You may have seen the signs on your storm drains in your neighborhood reminding you that anything dumped in the drains will ultimately end up in the Bay. That’s true, but you don’t have to directly dump something into the sewer for it to impact the Bay. Eventually, water and wind will help move litter and other pollution from the streets and sidewalks into the storm drains. The Bay Area’s stormwater is designed to quickly funnel runoff from our streets out into the creeks and the Bay itself. But it is not designed to ensure that runoff isn’t carrying with it all manner of pollutants that can impact water quality and harm wildlife once it reaches the Bay itself. In fact, our regional stormwater system contributes far more types of concerning pollution into the Bay than municipal wastewater or industrial sources.
How do we stem the tide of trash and other pollution from harming the Bay?
It starts by removing the sources of pollution from our cities and neighborhoods. There are plenty of steps individuals can take – from refusing single-use plastics and synthetic fabrics, properly disposing of trash, or using public transit to reduce vehicle miles driven. These choices can make an impact, but to really protect the Bay and our communities from pollution we need regulatory and policy changes at the regional and state level. This is where Save The Bay focuses our efforts. One of the best tools we have is the federal Clean Water Act, which in this case is administered locally by the San Francisco Regional Water Board.
The Water Board issues a permit that requires most cities in the Bay Area to address the issue of pollution in the region’s stormwater. In response, cities around the region have begun taking action by installing “trash capture” devices in the storm drains, increasing street sweeping and other maintenance efforts to get trash off the streets, and reimagining the stormwater system itself by embracing green stormwater infrastructure – an approach that uses vegetation and natural elements to filter pollution from storm runoff before it contaminates the Bay. Despite some progress, cities have a lot more work to do to keep pollution out of our storm drains.

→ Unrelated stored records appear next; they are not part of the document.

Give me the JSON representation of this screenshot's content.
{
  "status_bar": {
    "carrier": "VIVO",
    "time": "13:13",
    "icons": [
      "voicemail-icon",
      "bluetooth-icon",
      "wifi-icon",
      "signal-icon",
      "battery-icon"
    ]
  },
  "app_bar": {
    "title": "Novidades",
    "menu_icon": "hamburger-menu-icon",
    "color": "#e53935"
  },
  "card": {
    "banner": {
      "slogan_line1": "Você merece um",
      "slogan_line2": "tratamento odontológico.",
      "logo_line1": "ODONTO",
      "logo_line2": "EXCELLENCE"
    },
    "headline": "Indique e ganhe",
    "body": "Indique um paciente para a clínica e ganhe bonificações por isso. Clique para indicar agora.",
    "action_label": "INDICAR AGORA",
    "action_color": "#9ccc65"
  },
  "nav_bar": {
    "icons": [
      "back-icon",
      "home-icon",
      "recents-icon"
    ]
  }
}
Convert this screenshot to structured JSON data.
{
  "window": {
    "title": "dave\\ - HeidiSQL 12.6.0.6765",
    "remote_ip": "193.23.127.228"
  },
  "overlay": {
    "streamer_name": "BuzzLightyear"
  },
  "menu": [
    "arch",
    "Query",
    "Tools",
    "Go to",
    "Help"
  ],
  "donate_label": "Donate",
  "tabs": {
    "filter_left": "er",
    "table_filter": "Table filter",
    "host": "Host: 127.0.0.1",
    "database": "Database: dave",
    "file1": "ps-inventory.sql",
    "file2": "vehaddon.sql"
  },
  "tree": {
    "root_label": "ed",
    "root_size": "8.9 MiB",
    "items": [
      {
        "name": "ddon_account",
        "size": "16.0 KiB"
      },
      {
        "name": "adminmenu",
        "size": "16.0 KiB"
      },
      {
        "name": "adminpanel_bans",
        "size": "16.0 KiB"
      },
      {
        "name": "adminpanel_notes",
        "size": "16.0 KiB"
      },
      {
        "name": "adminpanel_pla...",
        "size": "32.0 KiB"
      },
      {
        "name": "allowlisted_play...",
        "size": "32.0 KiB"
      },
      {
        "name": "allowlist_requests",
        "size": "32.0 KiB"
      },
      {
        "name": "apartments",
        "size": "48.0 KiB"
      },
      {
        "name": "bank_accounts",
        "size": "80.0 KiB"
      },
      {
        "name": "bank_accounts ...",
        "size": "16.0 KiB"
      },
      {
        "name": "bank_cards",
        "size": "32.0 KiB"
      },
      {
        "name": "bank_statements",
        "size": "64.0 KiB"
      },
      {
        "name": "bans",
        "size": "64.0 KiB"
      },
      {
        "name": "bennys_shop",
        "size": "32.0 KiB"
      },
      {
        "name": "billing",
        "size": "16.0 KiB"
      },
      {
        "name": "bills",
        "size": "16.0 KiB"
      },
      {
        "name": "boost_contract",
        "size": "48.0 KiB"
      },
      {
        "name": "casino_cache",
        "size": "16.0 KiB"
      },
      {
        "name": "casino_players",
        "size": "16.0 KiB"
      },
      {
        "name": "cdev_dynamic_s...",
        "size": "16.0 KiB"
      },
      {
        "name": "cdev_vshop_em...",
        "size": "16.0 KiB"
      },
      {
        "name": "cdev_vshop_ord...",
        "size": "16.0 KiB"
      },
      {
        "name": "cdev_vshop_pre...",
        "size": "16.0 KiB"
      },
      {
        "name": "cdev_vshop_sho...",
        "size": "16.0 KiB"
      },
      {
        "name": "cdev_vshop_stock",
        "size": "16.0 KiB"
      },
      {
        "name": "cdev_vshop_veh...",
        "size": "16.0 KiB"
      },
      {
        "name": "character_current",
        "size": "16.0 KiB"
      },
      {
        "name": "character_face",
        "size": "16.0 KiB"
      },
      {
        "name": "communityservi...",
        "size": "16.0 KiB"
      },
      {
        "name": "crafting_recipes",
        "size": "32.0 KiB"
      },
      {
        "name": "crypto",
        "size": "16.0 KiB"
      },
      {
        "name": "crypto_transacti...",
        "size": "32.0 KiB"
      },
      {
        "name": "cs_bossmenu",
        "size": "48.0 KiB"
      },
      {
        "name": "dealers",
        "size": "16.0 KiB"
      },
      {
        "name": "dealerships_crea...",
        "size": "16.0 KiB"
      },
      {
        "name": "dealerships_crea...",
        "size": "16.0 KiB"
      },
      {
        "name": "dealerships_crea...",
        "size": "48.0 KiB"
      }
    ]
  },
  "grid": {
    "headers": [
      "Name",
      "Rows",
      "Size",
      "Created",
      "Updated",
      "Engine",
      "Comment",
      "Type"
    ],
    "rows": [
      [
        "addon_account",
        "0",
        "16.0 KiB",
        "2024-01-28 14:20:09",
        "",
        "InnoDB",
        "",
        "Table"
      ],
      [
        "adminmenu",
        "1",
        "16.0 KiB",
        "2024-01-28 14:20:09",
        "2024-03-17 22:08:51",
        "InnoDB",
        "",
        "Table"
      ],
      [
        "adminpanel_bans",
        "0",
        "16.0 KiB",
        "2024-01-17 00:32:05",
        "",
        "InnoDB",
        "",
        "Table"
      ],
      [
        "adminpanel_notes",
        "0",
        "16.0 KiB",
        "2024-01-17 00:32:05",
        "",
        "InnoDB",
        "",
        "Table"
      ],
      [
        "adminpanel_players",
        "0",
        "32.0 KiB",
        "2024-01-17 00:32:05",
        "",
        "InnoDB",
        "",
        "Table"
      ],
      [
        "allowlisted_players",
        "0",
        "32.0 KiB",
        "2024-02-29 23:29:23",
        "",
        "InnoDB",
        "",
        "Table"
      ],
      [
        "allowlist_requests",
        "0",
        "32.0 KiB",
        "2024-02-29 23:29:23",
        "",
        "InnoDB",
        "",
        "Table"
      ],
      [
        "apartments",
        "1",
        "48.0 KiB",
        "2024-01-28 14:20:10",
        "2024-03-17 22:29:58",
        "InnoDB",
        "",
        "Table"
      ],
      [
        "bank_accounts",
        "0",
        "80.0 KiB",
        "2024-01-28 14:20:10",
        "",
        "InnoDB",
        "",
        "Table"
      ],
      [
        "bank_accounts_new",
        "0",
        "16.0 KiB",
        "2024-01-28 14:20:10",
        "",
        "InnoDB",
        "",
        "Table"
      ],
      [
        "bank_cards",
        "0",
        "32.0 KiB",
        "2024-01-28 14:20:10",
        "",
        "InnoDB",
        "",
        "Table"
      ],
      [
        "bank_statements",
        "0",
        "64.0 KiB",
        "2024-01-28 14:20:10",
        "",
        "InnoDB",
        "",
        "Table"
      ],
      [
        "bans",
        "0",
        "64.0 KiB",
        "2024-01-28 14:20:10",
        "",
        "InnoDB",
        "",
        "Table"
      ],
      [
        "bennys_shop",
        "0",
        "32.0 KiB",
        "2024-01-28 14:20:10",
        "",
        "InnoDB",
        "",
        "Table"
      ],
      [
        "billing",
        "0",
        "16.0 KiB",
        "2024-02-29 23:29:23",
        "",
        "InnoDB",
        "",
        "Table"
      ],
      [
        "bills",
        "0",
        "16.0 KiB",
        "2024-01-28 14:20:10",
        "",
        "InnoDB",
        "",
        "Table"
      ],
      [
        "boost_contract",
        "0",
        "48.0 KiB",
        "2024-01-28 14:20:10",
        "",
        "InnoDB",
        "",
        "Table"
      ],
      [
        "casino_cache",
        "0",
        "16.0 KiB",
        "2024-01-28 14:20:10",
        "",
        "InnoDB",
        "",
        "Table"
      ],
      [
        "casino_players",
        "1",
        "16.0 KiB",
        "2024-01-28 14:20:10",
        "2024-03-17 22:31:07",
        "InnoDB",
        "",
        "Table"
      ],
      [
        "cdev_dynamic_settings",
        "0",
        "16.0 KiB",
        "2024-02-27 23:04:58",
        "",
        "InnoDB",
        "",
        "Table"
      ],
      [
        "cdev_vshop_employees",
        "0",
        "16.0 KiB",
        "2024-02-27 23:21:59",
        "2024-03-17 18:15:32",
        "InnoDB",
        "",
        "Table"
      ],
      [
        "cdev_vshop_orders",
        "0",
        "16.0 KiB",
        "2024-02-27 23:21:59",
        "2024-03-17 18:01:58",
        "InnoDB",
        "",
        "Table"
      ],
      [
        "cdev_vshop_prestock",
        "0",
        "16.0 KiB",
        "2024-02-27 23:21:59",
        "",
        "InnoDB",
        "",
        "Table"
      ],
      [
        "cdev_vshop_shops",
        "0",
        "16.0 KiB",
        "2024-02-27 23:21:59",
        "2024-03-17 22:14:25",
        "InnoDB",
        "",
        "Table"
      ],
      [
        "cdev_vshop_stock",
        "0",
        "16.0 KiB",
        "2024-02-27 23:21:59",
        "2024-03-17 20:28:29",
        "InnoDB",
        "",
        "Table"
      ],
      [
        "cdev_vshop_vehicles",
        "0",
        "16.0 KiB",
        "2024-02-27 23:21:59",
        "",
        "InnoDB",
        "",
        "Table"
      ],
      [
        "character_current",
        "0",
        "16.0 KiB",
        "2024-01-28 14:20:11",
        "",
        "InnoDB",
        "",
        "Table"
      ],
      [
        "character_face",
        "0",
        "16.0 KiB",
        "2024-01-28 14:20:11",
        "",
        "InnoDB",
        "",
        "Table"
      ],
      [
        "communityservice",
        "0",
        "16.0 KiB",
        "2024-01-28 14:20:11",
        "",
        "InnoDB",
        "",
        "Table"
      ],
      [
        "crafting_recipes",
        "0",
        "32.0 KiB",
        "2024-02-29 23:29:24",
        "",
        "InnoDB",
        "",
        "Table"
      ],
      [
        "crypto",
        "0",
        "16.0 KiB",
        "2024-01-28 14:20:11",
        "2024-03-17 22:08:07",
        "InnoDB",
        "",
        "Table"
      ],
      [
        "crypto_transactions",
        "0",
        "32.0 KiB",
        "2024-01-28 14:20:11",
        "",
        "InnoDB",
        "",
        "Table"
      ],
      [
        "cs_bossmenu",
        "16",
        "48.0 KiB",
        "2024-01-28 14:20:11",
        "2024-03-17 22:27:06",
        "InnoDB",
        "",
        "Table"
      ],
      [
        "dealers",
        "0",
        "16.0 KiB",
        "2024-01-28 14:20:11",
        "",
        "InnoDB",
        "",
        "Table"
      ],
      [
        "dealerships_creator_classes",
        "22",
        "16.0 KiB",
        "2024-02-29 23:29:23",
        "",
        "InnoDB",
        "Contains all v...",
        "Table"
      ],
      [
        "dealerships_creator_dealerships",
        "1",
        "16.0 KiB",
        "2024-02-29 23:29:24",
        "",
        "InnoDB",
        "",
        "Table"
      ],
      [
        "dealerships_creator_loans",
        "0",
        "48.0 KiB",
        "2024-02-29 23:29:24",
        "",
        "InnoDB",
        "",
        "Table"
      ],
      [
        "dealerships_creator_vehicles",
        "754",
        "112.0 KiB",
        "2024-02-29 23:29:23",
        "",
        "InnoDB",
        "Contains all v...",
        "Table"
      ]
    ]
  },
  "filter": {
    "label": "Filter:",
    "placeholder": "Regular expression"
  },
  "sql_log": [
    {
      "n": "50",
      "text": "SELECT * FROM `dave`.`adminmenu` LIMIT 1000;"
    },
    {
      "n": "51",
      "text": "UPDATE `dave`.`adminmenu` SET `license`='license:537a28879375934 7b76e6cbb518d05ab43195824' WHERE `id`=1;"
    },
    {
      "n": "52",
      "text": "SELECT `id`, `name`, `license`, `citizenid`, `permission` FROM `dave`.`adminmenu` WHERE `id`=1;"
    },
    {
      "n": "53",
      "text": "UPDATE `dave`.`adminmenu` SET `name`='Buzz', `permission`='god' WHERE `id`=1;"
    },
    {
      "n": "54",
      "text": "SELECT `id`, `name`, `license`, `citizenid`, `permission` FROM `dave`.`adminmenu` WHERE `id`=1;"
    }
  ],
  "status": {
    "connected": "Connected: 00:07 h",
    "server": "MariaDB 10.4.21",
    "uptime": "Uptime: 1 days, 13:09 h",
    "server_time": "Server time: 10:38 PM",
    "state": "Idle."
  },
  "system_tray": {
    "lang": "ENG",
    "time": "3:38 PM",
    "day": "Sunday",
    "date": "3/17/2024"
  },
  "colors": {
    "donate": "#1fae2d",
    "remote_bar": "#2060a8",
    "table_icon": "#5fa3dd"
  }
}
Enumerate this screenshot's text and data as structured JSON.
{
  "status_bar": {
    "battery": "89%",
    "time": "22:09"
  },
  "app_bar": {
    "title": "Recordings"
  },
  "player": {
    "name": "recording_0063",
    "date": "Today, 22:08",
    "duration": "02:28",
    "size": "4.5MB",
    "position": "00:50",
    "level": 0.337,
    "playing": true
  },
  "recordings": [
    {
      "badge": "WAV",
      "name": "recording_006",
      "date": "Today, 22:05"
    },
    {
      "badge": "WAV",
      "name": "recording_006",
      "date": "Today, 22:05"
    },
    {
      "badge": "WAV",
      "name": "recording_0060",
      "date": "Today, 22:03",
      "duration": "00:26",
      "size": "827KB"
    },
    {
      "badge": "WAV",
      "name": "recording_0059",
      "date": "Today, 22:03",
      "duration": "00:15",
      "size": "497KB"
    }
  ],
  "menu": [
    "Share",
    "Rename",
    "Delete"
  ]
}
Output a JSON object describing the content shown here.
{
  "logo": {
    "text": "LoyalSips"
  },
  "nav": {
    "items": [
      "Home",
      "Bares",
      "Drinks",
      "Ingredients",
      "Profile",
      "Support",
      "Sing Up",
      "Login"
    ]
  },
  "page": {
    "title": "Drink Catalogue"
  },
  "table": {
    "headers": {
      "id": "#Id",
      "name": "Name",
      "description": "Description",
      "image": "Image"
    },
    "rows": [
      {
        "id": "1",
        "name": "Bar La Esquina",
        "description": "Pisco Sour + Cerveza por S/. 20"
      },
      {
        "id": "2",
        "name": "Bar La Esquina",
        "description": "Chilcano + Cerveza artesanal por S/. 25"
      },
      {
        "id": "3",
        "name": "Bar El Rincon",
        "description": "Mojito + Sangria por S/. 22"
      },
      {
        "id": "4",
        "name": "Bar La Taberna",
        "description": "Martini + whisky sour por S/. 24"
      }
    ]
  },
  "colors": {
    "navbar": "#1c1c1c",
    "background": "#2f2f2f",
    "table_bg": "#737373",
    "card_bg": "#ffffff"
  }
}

The Water Board is currently preparing to update the Bay Area’s stormwater permit, and Save The Bay is working with our allies to ensure that this new permit includes even stronger requirements to eliminate trash, microplastics, and other contamination from our stormwater system. The changes that we are advocating for won’t just help keep the Bay clean, but will also lead to cities that are cleaner, healthier, and more appealing places to live and work. That will ultimately make the start of future rainy seasons far less scary – at least from a pollution standpoint.